In der Schweiz wurde über die Nutzung der Atomenergie abgestimmt. Unabhängig vom Abstimmungsergebnis sollen aber die bestehenden Reaktoren weiter betrieben werden, so lange sie als sicher eingestuft werden. Bei der Abstimmung ging es darum, ob langfristig aus der Kernenergie ausgestiegen und erneuerbare Energie gefördert werden soll; die Schweizer haben übrigens für einen langfristigen Ausstieg gestimmt. Zumindest eine politische Partei in der Schweiz hatte etwas gegen einen Atomausstieg, denn sie warnte vor steigenden Stromkosten.  Die Grundsatzentscheidung über Atomkraft wurde in Österreich schon vor so langer Zeit getroffen, dass sich viele Bürger wohl gar nicht mehr daran erinnern können.

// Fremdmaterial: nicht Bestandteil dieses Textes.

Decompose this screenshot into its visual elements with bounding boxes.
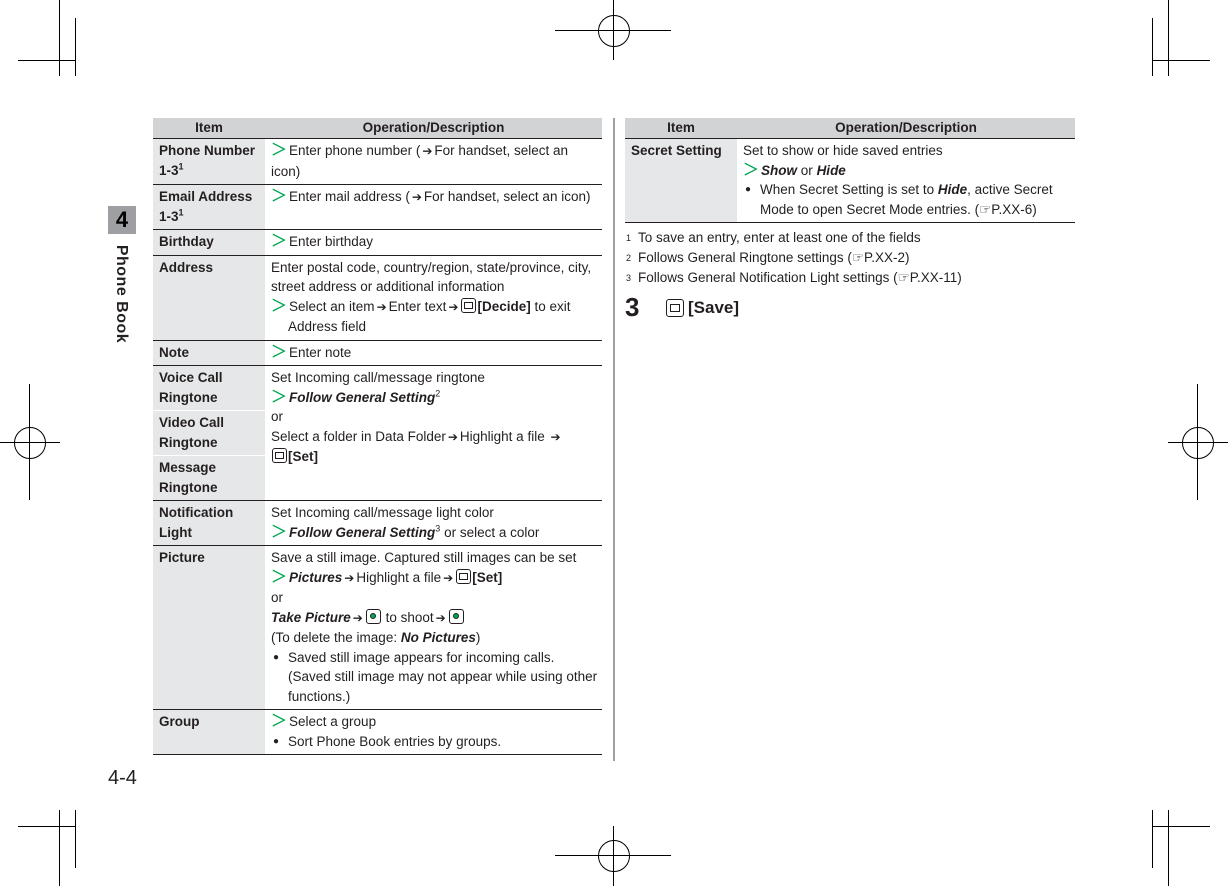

Mit der Mär vom billigen Atomstrom werden ja die Bürger weltweit für dumm verkauft. Atomstrom ist nämlich bei umfassender Betrachtungsweise nicht einmal auf den ersten Blick als billig einzustufen und als sicher erst recht nicht. Der Bau eines Atomkraftwerkes kostet das Mehrfache eines herkömmlichen Kraftwerks, auch Betrieb und Wartung sind wesentlich kostenintensiver. Da Atomkraftwerke, so wie andere Kraftwerke auch, eine begrenzte Nutzungsdauer haben, müssen sie irgendwann außer Betrieb genommen werden. Dann kommt die Phase, über die niemand sprechen will und wenn, dann soll die Wahrheit verschwiegen werden. Abriss, Rückbau, Dekontamination kosten nämlich so viel Geld, dass sich sogar lügenerprobte Politiker und Manager vor Fragen dazu drücken. In Deutschland beispielsweise ist der Atomausstieg (bis jetzt) zeitlich fixiert. Mit den „paar“ Milliarden, welche die Betreiber für Rückbau, Entsorgung, Kontamination etc. angeblich zur Seite gelegt haben, werden sie aber nicht weit kommen. In Frankreich wird dieses Problem irgendwann noch viel größer; dort gibt es etwa 80 AKW´s. Am britischen Standort Sellafield befinden sich viele Atomanlagen inklusive Wiederaufbereitungsanlage und Atomreaktoren und eine Anlage ist wegen eines Atomunfalles im Jahr 1957 verseucht bzw. verstrahlt. Diese Anlage wird seit 2010 abgebaut und „entsorgt“. Die Arbeiten werden schlimmstenfalls noch Jahrzehnte dauern, die Kosten wurden nach vorsichtigen Schätzungen auf etwa 70 Milliarden nach oben korrigiert. Aus den USA gab es vor ein paar Wochen auch eine alarmierende Meldung; in einem riesigen Atommülllager ist ein Tunnel eingestürzt. Auf diesem Areal wurde vor Jahrzehnten ein AKW stillgelegt. Die Dekontaminations- und Entsorgungsarbeiten sollen im Jahr 2060 abgeschlossen sein; mit geschätzten Kosten von mehr als 100 Milliarden Dollar. Was ist mit Three Mile Island, was mit Tschernobyl? In Fukushima wird noch immer mit jedem Tag der Pazifik mit radioaktivem Wasser verseucht und die Ruinen „strahlen“.  Was soll übrigens ein „sicheres“ Atommüll- Endlager sein? Wer soll die das Begriffsvermögen übersteigenden Entsorgungskosten zahlen, wenn nicht der Steuerzahler? Es ist jedenfalls eine Verhöhnung der mündigen Bürger, von „billigem Atomstrom“ zu sprechen. Und zu guter Letzt soll nicht vergessen werden, dass AKW´s das waffenfähige Material für Atombomben produzieren.

Ausstieg aus der Atomkraft ist gut, aber ein großer Fehler war der Einstieg und die größte Frechheit ist, zu behaupten, Atomstrom sei umweltfreundlich. Die Schweizer haben jedenfalls richtig entschieden.